6 Terrifying Statistics About Internet Security

Most of us tend to think of cyberspace as a sort of dark and dangerous wilderness, where unseen predators and threats lurk behind every seemingly innocuous click. Well, brace yourself, because the truth is actually much worse.

1. The average unprotected computer on the internet will become infected with malware within seven minutes

Now, just to lay the groundwork here, this isn’t referring to an unprotected computer that is also being used to visit untrusted sites and download free programs; this statistic mentions only that a computer needs to be installed on the internet. That’s it.

See, even an idle computer can be compromised if it’s turned on and connected to the rest of the world, because the internet is a door that swings both ways. Cyber criminals from around the world have developed programs and crafted advanced persistent threats that tirelessly scour the net for unprotected systems and networks, and automatically break their way into those systems when they find them.

2. Over 600,000 Facebook accounts are compromised every day

Just how secure is your social network page? Because with over half a million accounts being hacked every single day, you had better hope that you don’t have any sensitive information sitting on your Facebook page. Of course, that’s to say nothing of the personal damage that can result from stolen or doctored photographs—such as the kind that you share with your friends over social networking sites. All told, that’s 219,000,000 accounts being violated every year.

3. On average, it takes 156 days for a computer security breach to be detected

Many cyber attacks are easy to identify, such as when you download a file and your entire computer goes into a malware convulsion and crashes without the requisite big data security precautions. However, the more dangerous attacks may often go for months without being noticed, thus giving cybercriminals all the time in the world to enjoy their unrestricted access to your system.

4. 7 out of 10 emails sent over the internet are spam

Go ahead and take a look into your email’s spam folder. Inside you’ll find everything from heartfelt pleas for assistance from impoverished nations, special offers for name-brand products, intriguing notes from prospective mates, and important notices regarding your bank account. Needless to say, most, if not all, of these emails are entirely illegitimate.

Now, most of us know better than to trust anything that shows up in the inbox, but the fact is that the sheer volume of spam mail being sent ensures that even if only a small fraction of recipients respond, open attachments, or do whatever ill-advised thing it is that the email’s author wants them to do, then the return is still measured in the millions.

5. The most commonly used password in 2012 was ”password” or “password1”
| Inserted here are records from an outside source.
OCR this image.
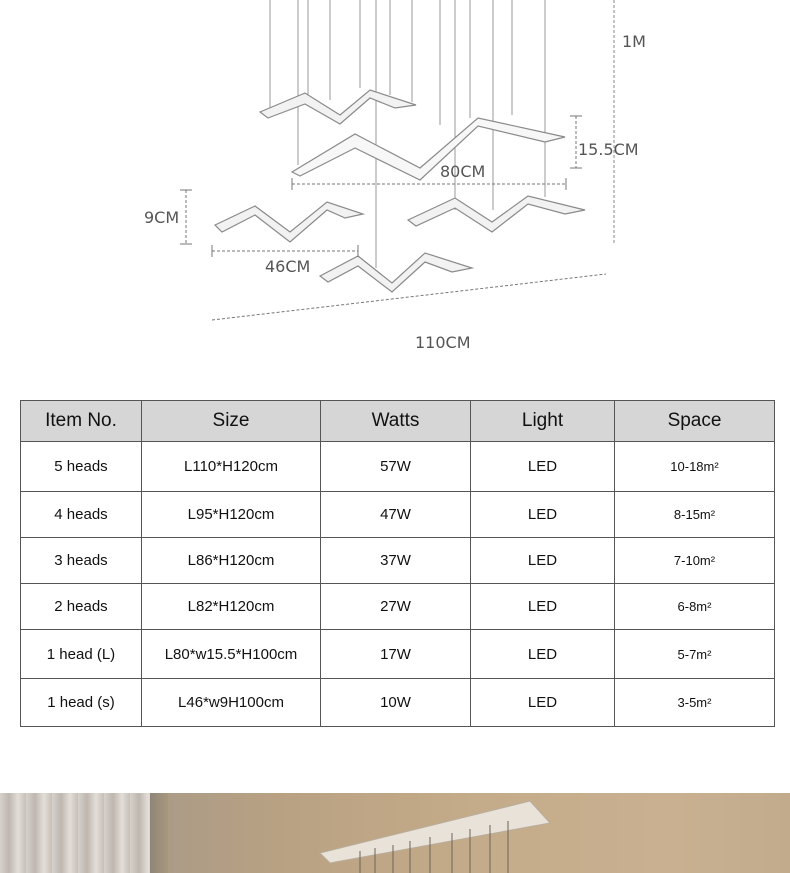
1M
15.5CM
80CM
9CM
46CM
110CM
Item No.	Size	Watts	Light	Space
5 heads	L110*H120cm	57W	LED	10-18m²
4 heads	L95*H120cm	47W	LED	8-15m²
3 heads	L86*H120cm	37W	LED	7-10m²
2 heads	L82*H120cm	27W	LED	6-8m²
1 head (L)	L80*w15.5*H100cm	17W	LED	5-7m²
1 head (s)	L46*w9H100cm	10W	LED	3-5m²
At least it’s easy to remember. Unfortunately, it’s also the first thing that a hacker is going to try. The propensity to choose simple-to-crack passwords is common among computer users because of several factors. One, as mentioned, these are passwords that are easy to remember. Two, they are ones that need to be chosen quickly, and thus they lack imagination. And three, they are created by people who believe that, given the overall size of the internet, they will be unlikely to be targeted for attack. However, as the next statistic proves, no one is too small or too unimportant to be overlooked when it comes to cybercrime.

6. Two out of three internet users are cybercrime victims

See? There’s really no need to target only the rich, famous, or important people when there are enough everyday internet users with little protection and a false sense of security.

Cybercrime is a very serious threat to the world in general and individuals in particular. So, do what you can to protect your information online. Invest in top-notch cybersecurity, increase the efficiency of your data flow with WAN optimization, and above all, be cautious. Otherwise, you might just find yourself becoming nothing more than another scary internet security statistic.